Dans un jardin anglais

par Loïc Chahine · publié samedi 6 février 2016

Le monde est fait de détours. Si le thème de la Folle Journée est la nature, certains concerts sont prétexte à des digressions. Ainsi, partant des variations sur Pescodd Time (« le temps des petits pois ») composées par William Byrd, Bertrand Cuiller a construit un programme où les évocations de « la nature » sont globalement absente, si l’on excepte la fort amusante pièce The King’s Hunt de John Bull. Mais au fond, qu’importe ? Un concert n’est pas une thèse de doctorat, et l’on peut bien s’écarter un peu du thème… comme le dit Flaubert, la Beauté, « il n’y a dans le monde que cela d’important1 ». Et en matière de beauté, nous avons été servis.

La musique anglaise de l’époque élisabéthaine et du début du xviie siècle, ici représentée par William Byrd (1539–1623), Peter Philipps (1560–1628), John Bull (1562–1628) et Orlando Gibbons (1583–1628) peut paraître austère. Il s’agit bien souvent d’une musica ricercata qui a l’air de ne pouvoir parler qu’à ceux qui veulent en saisir le contrepoint et les développements. Ici, rien de tel, et le concert de Bertrand Cuiller a aboli la distance qui peut nous séparer de cette musique. Sa richesse est magnifiée, comme pour faire sonner avec éclat ce qu’au contraire elle a de vivant.
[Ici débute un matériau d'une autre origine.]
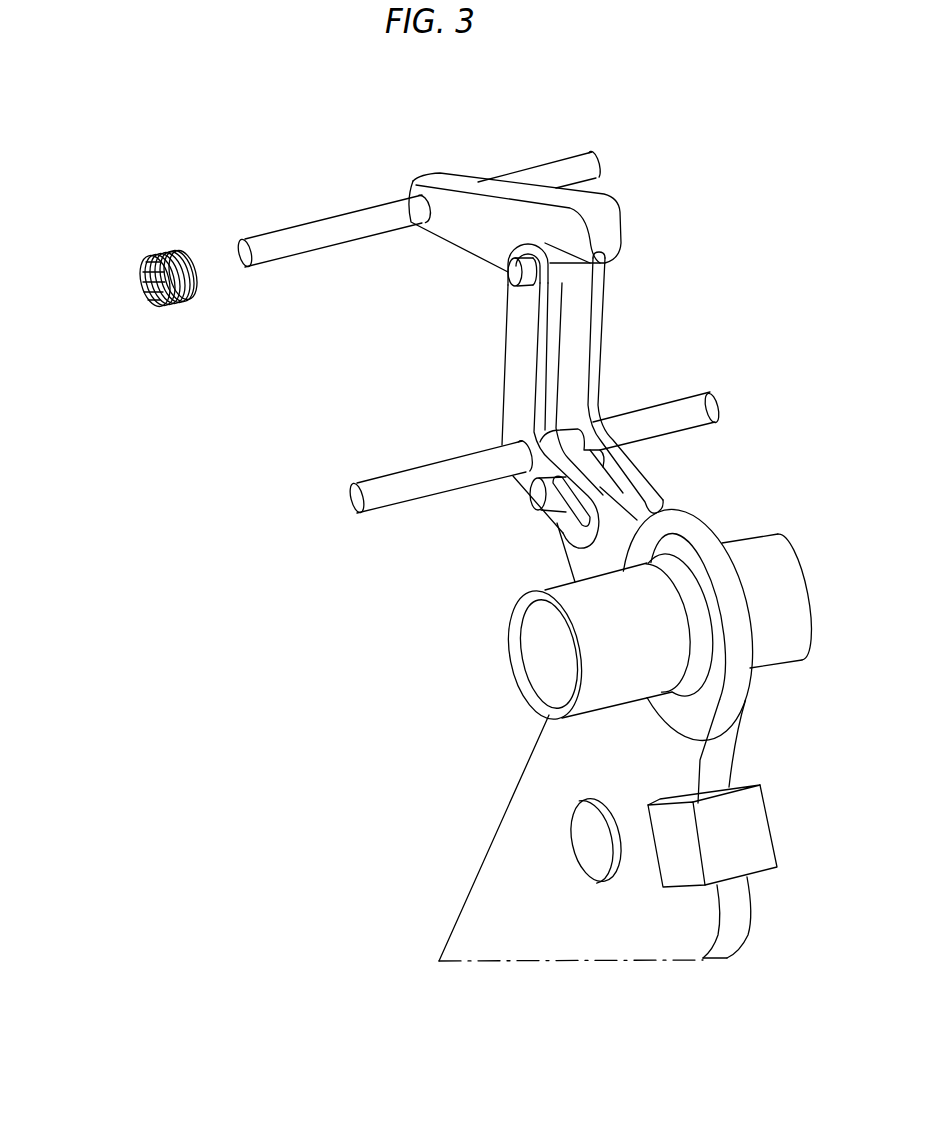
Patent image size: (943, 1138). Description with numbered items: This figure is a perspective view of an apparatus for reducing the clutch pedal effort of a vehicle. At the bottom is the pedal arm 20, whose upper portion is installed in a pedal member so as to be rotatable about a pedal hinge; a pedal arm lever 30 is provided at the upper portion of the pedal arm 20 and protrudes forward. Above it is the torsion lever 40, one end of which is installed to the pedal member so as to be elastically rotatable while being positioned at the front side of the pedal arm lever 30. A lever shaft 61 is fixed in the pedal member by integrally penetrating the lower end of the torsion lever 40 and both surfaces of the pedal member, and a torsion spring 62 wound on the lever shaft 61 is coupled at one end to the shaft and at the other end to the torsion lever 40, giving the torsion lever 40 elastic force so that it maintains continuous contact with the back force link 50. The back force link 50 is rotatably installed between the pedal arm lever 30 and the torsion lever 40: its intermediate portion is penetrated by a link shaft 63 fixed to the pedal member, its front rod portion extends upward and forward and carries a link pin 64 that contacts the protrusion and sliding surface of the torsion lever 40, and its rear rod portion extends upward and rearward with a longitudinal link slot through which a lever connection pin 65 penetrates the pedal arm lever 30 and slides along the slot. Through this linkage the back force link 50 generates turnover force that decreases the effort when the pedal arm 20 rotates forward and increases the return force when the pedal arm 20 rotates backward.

The pedal arm 20 is at (500, 892).
The pedal arm lever 30 is at (603, 490).
The torsion lever 40 is at (487, 180).
The back force link 50 is at (523, 318).
The lever shaft 61 is at (300, 237).
The torsion spring 62 is at (143, 250).
The link shaft 63 is at (356, 497).
The link pin 64 is at (510, 273).
The lever connection pin 65 is at (537, 497).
Avec des pièces comme la délurée King’s Hunt de Bull ou certaines des variations de Pescodd Time de Byrd, le claveciniste a su rappeler que les « virginalistes » anglais savaient être virtuoses et susciter l’enthousiasme, et, allons plus loin, qu’ils savaient séduire, voire amuser. Elles montraient l’agilité du claveciniste, une agilité fluide qui ne fait pas démonstration de virtuosité mais qui évoque de riches cascades de perles précieuses. Mais l’œuvre qui, sans doute, a le plus marqué, est le superbe In Nomine MB 9 de Bull, dont étaient magnifiés l’inventivité rythmique, les modulations versatiles, le caractère tantôt recueilli tantôt plus envolé ; on a un peu l’impression de plusieurs pièces fondues en une seule — comme une longue promenade qui, si elle passe par plusieurs paysages, est toujours une seule promenade, bâtie avec cohérence. Avec Bertrand Cuiller, les fulgurances de Mister Bull (comme celles de ses comparses) sont tenues de main de maître, et l’on n’a guère l’impression d’un désordre : le bouillonnement est concentré.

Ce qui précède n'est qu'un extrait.